Finalement les autorités décidèrent de nous employer ; il existait un certain nombre d’organismes belges qui avaient besoin d’encadrement : postes d’aide aux réfugiés, dépôts de matériels divers, et surtout les centres de recrutement de l’armée belge appelé « CRAB » dans le jargon militaire.
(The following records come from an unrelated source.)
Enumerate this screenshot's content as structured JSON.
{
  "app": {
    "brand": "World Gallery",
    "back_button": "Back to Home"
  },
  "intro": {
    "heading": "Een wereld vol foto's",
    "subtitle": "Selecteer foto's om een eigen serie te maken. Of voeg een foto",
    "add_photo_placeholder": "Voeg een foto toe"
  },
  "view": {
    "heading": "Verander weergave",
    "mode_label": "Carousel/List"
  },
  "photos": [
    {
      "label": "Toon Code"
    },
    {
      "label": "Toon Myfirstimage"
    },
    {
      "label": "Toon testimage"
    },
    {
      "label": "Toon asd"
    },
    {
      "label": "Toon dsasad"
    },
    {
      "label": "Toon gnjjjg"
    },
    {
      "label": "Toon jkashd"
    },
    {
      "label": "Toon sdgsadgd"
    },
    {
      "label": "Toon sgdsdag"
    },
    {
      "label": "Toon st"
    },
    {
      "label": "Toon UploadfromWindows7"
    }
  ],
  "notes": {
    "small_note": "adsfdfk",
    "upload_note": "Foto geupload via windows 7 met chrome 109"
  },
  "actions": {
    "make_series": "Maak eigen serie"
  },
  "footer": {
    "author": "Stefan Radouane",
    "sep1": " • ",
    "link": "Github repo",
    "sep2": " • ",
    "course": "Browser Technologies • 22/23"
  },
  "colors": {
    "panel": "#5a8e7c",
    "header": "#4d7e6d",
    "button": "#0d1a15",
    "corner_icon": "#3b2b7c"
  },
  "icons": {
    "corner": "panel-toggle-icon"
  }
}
Au moment de l’invasion de la Belgique, le gouvernement avait fait savoir que tous les hommes non mobilisés de 16 à 35 ans devait quitter le pays par leurs propres moyens et se regrouper en France ; des milliers de jeunes gens affluèrent bientôt dans les cantonnements mis à leur disposition par les autorités françaises. Ils étaient encadrés par des sous-officiers et des officiers de réserve (ou pensionnés repris en service) et devait constituer, après une rapide instruction, une réserve de personnel pour l’armée ; on avait ainsi soustrait à l’ennemi la masse humaine susceptible de continuer la guerre. Mais tout se précipitait car, à peine ces hommes étaient-ils arrivés dans le midi, que les capitulations du 28 mai et du 17 juin soulevaient d’autres problèmes. Certains de ces jeunes gens étaient accompagnés de leurs parents fuyant eux aussi comme beaucoup de belges qui se souvenaient des souffrances de la guerre 14-18 ; d’autres étaient partis en train, à vélo, mais tous dès le début furent assez malheureux. Ils n’avaient pour la plupart que les vêtements qu’ils portaient sur eux la nourriture leur fut distribuée avec parcimonie au gré de la désorganisation et de l’improvisation du moment. Aussi tous ceux de notre promotion furent envoyés à la rescousse dans les différents CRABs avec instruction de réorganiser la désorganisation et munis d’un gros tas de billets pour parer l’urgence.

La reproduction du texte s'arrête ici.